Compilation error with Ordered in Scala

Question

I'm having some trouble implementing an immutable BST in Scala. The problem seems to be that by some reason although I've defined K to be as Ordered[K] (2nd line), it actually is being considered by the Scala compiler to be an Any. Why?

abstract class BST
sealed case class Node[K <: Ordered[K], V](key : K, value : V, left : BST, right : BST) extends BST
sealed case class Empty() extends BST

object BST {
  def empty = Empty()

  def add[K <: Ordered[K], V](key : K, value : V, tree : BST) : BST = tree match {
    case Empty() => new Node(key, value, Empty(), Empty())
    case Node(nodeKey, nodeValue, left, right) =>
      if (key < nodeKey) new Node(nodeKey, nodeValue, add(key, value, left), right)
      else if (key > nodeKey) new Node(nodeKey, nodeValue, left, add(key, value, right))
      else new Node(key, value, left, right)
  }

Answer 1

Ok guys, thanks for the help. But I think you all just got things way too complicated. The only problem seemed to be that BST had to also be BST[K, V]:

abstract class BST[K <: Ordered[K], V]
sealed case class Node[K <: Ordered[K], V](key : K, value : V, left : BST[K, V], right : BST[K, V]) extends BST[K, V]
sealed case class Empty[K <: Ordered[K], V]() extends BST[K, V]

object BST {
  def empty = Empty()

  def add[K <: Ordered[K], V](key : K, value : V, tree : BST[K, V]) : BST[K, V] = tree match {
    case Empty() => new Node(key, value, Empty(), Empty())
    case Node(nodeKey, nodeValue, left, right) =>
      if (key < nodeKey) new Node(nodeKey, nodeValue, add(key, value, left), right)
      else if (key > nodeKey) new Node(nodeKey, nodeValue, left, add(key, value, right))
      else new Node(key, value, left, right)
  }
}

This compiles and works as expected.

Answer 2

The compiler seems to be confused by you telling it that the generic type K is a subtype of Ordered[K]. I'm a bit confused by that as well. That's like saying that A is a subtype of List[A], and I can't wrap my head around that either. How can a type be a subtype of a list of that type? Recursively defining types may work in some cases, but I don't believe this is one of them.

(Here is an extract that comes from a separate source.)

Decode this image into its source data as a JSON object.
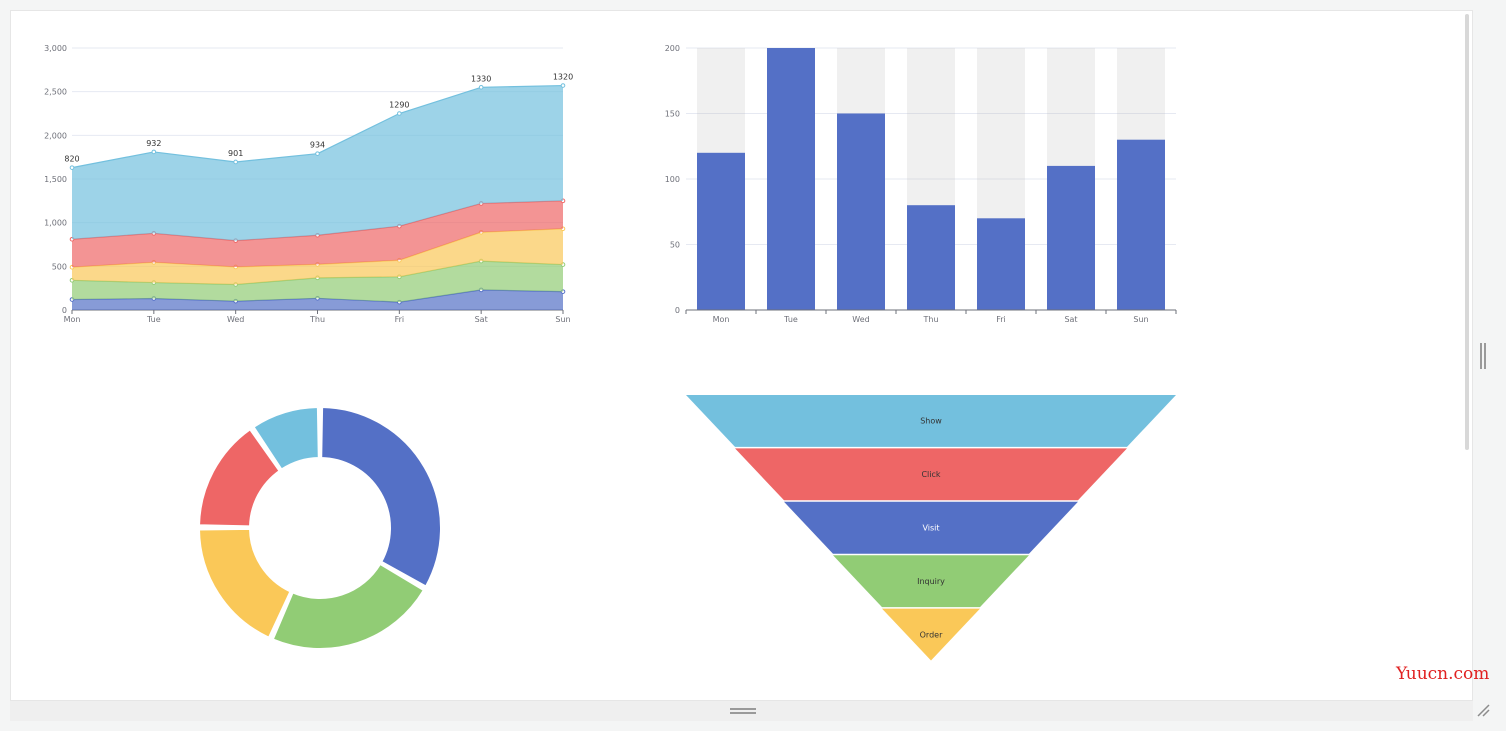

From the context, I feel like the actual syntax you want is [K: Ordered]. This tells the compiler to expect a generic type K for which there is an implicit Ordered[K] in scope. It is syntactic sugar that changes your Node class to look like this:

sealed case class Node[K, V](key : K, value : V, left : BST, right : BST)(implicit evidence: Ordered[K]) extends BST

Answer 3

This is because of the type erasure on the JVM - erased to Any in Scala. See this answer for example on how to work around this problem: How to pattern match on generic type in Scala?. Alternatively consider passing an implicit Ordering like this:

sealed case class Node[K, V](key : K, value : V, left : BST, right : BST,
  implicit cmp: Ordering[K]) extends BST

Answer 4

I've gotten this down to a compiling version, it's probably not minimal though and some explicit annotations can probably be removed. If you need more explanation, please leave a comment.

abstract class BST[K : Ordering, V]
sealed case class Node[K : Ordering, V](key : K, value : V, left : BST[K, V], right : BST[K,V]) extends BST[K, V]
sealed case class Empty[K : Ordering, V]() extends BST[K, V]

object BST {
  def empty[K : Ordering, V] = Empty[K,V]()

  def add[K : Ordering, V](key : K, value : V, tree : BST[K,V]) : BST[K,V] = tree match {
    case Empty() => new Node(key, value, Empty(), Empty())
    case Node(nodeKey, nodeValue, left, right) =>
      if (implicitly[Ordering[K]].lt(key,  nodeKey)) new Node(nodeKey, nodeValue, add(key, value, left), right)
      else if (implicitly[Ordering[K]].gt(key,nodeKey)) new Node(nodeKey, nodeValue, left, add(key, value, right))
      else new Node(key, value, left, right)
  }
}